Warren Jeffs became the group’s leader following the death of his father Rulon Jeffs in 2002. Rulon Jeffs had been the leader of the FLDS (known to members as “the prophet”) since the Eighties.
In 2011, Warren Jeffs was convicted in Texas of two counts of sexual assault of a child. He was sentenced to life in prison for sexually assaulting a a 12-year-old girl, and 20 years for sexually assaulting a 15-year-old girl. Warren Jeffs was previously convicted in Utah on two counts of being an accomplice to rape in 2007, but that conviction was overturned by the Utah Supreme Court in 2010.
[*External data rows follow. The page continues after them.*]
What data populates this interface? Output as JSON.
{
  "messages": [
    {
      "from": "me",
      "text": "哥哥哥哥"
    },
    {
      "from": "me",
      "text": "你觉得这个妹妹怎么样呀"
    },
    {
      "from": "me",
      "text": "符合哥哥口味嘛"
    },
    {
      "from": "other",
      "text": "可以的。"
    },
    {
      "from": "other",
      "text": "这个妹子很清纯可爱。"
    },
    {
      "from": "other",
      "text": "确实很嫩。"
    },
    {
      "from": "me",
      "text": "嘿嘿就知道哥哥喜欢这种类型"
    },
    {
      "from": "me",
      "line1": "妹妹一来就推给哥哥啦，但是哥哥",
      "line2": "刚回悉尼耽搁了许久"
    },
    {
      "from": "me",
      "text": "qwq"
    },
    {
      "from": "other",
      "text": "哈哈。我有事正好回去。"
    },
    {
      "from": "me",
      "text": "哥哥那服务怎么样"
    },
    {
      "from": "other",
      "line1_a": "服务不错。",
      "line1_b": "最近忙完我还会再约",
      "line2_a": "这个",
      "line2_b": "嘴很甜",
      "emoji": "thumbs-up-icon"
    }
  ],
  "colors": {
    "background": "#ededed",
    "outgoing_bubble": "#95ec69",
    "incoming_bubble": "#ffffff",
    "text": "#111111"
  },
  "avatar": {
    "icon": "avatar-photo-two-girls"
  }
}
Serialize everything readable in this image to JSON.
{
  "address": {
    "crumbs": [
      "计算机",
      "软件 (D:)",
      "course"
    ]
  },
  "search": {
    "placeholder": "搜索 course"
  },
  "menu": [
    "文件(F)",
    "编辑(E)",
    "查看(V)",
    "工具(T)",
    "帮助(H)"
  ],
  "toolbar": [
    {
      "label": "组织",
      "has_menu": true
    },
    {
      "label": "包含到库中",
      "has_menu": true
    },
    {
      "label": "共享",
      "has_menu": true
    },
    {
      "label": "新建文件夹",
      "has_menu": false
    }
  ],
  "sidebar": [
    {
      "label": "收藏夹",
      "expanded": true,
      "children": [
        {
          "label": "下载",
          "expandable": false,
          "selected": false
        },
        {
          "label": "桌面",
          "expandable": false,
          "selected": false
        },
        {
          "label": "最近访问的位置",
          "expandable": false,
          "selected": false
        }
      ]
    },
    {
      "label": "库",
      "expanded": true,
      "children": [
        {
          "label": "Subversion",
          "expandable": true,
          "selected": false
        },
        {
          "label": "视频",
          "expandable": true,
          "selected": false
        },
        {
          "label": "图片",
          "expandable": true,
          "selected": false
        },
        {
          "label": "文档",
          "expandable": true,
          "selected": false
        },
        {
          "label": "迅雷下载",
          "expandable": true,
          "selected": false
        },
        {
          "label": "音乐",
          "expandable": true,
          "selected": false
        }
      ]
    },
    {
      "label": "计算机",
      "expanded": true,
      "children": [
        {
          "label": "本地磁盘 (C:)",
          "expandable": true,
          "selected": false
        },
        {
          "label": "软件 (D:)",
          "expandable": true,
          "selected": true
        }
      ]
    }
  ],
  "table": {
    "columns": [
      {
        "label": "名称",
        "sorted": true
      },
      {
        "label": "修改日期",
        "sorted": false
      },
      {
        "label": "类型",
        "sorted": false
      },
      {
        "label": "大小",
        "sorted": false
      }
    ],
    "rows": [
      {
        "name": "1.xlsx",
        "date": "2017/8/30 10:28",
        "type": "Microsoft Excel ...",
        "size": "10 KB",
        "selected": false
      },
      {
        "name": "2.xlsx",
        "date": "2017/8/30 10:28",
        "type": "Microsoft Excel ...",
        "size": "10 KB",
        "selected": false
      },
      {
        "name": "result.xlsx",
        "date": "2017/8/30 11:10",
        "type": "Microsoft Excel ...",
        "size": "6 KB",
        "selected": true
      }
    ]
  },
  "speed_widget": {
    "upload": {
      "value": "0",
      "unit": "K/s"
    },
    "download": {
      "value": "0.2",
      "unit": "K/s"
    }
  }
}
According to a former US Attorney Special Prosecutor who participated in the Netflix documentary, evidence during the sentence phase of the trial reflected that Jeffs was “involved in conducting the marriages of 67 underage girls to FLDS men”, and that he “had himself 78 wives – 24 of those wives were underage.”
Warren Jeffs is now serving his life sentence at the Louis C Powledge Unit, a prison located near the city of Palestine, Texas.
It is believed that he still runs the FLDS and exercises influence on its members from prison.